Identification and analysis of Hoxc8 downstream target genes during mouse development

Abstract

[한글]

[영문]Hox genes are transcription factors that control patterns along the anterior-posterior body axis and perform important functions in the regulation of gene expression during embryogenesis in vertebrates. Hox proteins are expressed in spatiotemporal way to form body pattern specific places (or regions). These Hox proteins are evolutionary conserved and harbor a helix-turn-helix DNA binding motif that binds to specific DNA sequences within their target genes. Therefore, Hox proteins regulate target gene expression during embryogenesis by functioning either as activators or repressors. However, the target genes downstream of Hoxc8 and their physiological significance remain to be clearly elucidated. In this study, 12 putative downstream target genes of Hoxc8 were identified via the ChIP (Chromatin ImmunoPrecipitation)-Cloning method. This technique is based on the specific binding of a protein directly to its target genes.
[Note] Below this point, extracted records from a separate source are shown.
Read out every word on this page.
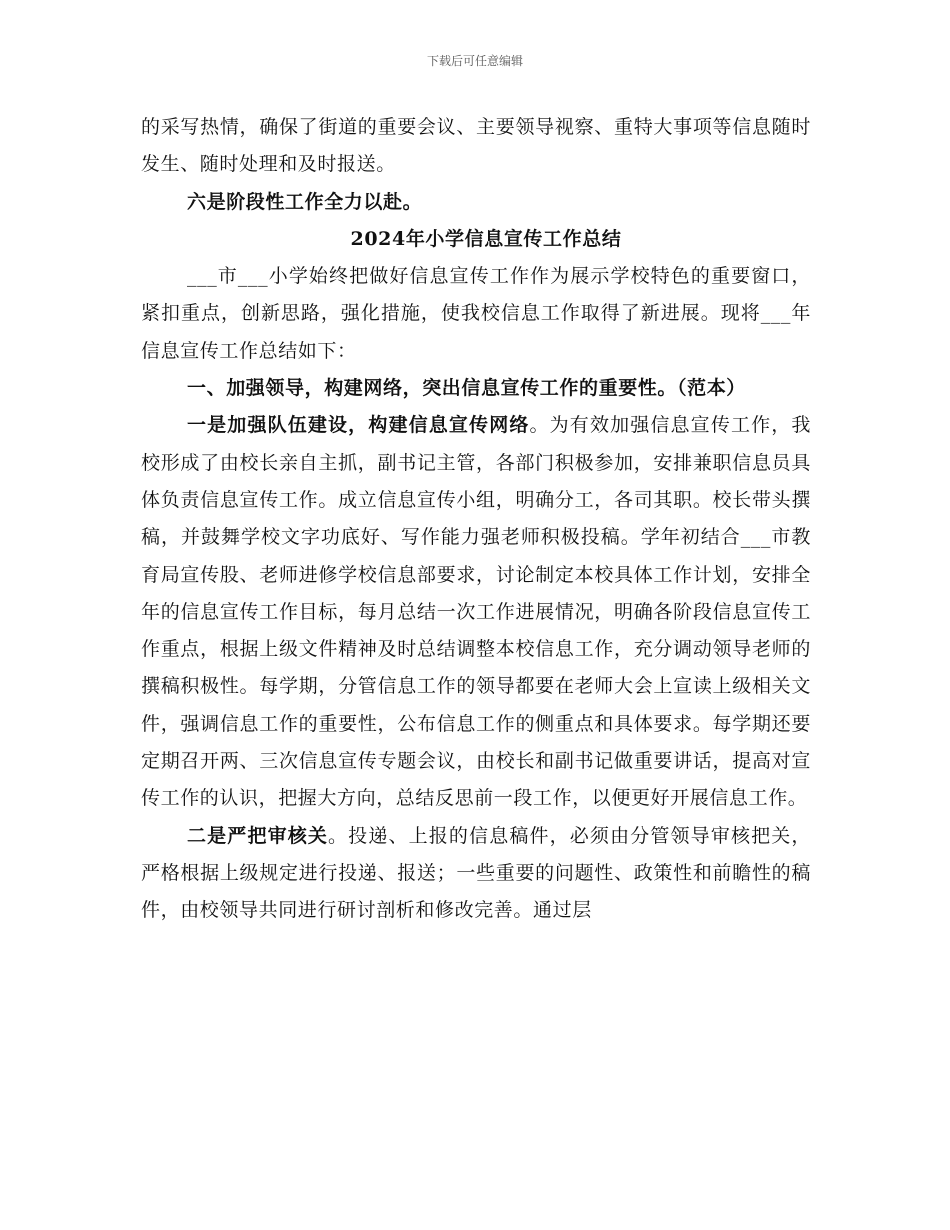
下载后可任意编辑

的采写热情，确保了街道的重要会议、主要领导视察、重特大事项等信息随时发生、随时处理和及时报送。

六是阶段性工作全力以赴。

2024年小学信息宣传工作总结

___市___小学始终把做好信息宣传工作作为展示学校特色的重要窗口，紧扣重点，创新思路，强化措施，使我校信息工作取得了新进展。现将___年信息宣传工作总结如下：

一、加强领导，构建网络，突出信息宣传工作的重要性。（范本）

一是加强队伍建设，构建信息宣传网络。为有效加强信息宣传工作，我校形成了由校长亲自主抓，副书记主管，各部门积极参加，安排兼职信息员具体负责信息宣传工作。成立信息宣传小组，明确分工，各司其职。校长带头撰稿，并鼓舞学校文字功底好、写作能力强老师积极投稿。学年初结合___市教育局宣传股、老师进修学校信息部要求，讨论制定本校具体工作计划，安排全年的信息宣传工作目标，每月总结一次工作进展情况，明确各阶段信息宣传工作重点，根据上级文件精神及时总结调整本校信息工作，充分调动领导老师的撰稿积极性。每学期，分管信息工作的领导都要在老师大会上宣读上级相关文件，强调信息工作的重要性，公布信息工作的侧重点和具体要求。每学期还要定期召开两、三次信息宣传专题会议，由校长和副书记做重要讲话，提高对宣传工作的认识，把握大方向，总结反思前一段工作，以便更好开展信息工作。

二是严把审核关。投递、上报的信息稿件，必须由分管领导审核把关，严格根据上级规定进行投递、报送；一些重要的问题性、政策性和前瞻性的稿件，由校领导共同进行研讨剖析和修改完善。通过层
We employed E11.5 mouse embryos in which Hoxc8 was expressed at rather high levels and isolated naive chromatin; following immunoprecipitation with specific Hoxc8 antibody, some plausible downstream target genes of Hoxc8 were identified. The zinc finger protein 804a (Zfp804a; NM_175513) gene, a strong candidate protein and a critical downstream target of Hoxc8, is known to harbor a large number of Hox binding sites (TAAT/ATTA/TTAT/ATAA). In this study, we confirmed the binding capability of the intronic region of Zfp804a with Hoxc8 in mouse E11.5 embryos in vivo via ChIP-PCR, and determined whether or not Hoxc8 overexpression induced Zfp804a expression in vitro. Additionally, Zfp804a and Hoxc8 were found to have been co-expressed not only in E11.5 mouse embryos; Hoxc8 was also overexpressed in an F9 embryonic teratocarcinoma cell line. Hoxc8 upregulated Zfp804a mRNA levels and increased minimal promoter activity in vitro, according to the results of a dual luciferase assay. Recently, Zfp804a (or ZNF804a in humans) was associated with susceptibility to schizophrenia, according to the results of a genome-wide association (GWA) study. Therefore, we hypothesize this embryogenic regulatory control is mediated by the binding of the Hoxc8 protein to the first intron sequence of Zfp804a, which may also affect the adult mouse brain during the expression of the Zfp804a gene. Collectively, the results of this study demonstrate that Zfp804a is one of the downstream target genes of Hoxc8 in the mouse embryo and the adult mouse brain.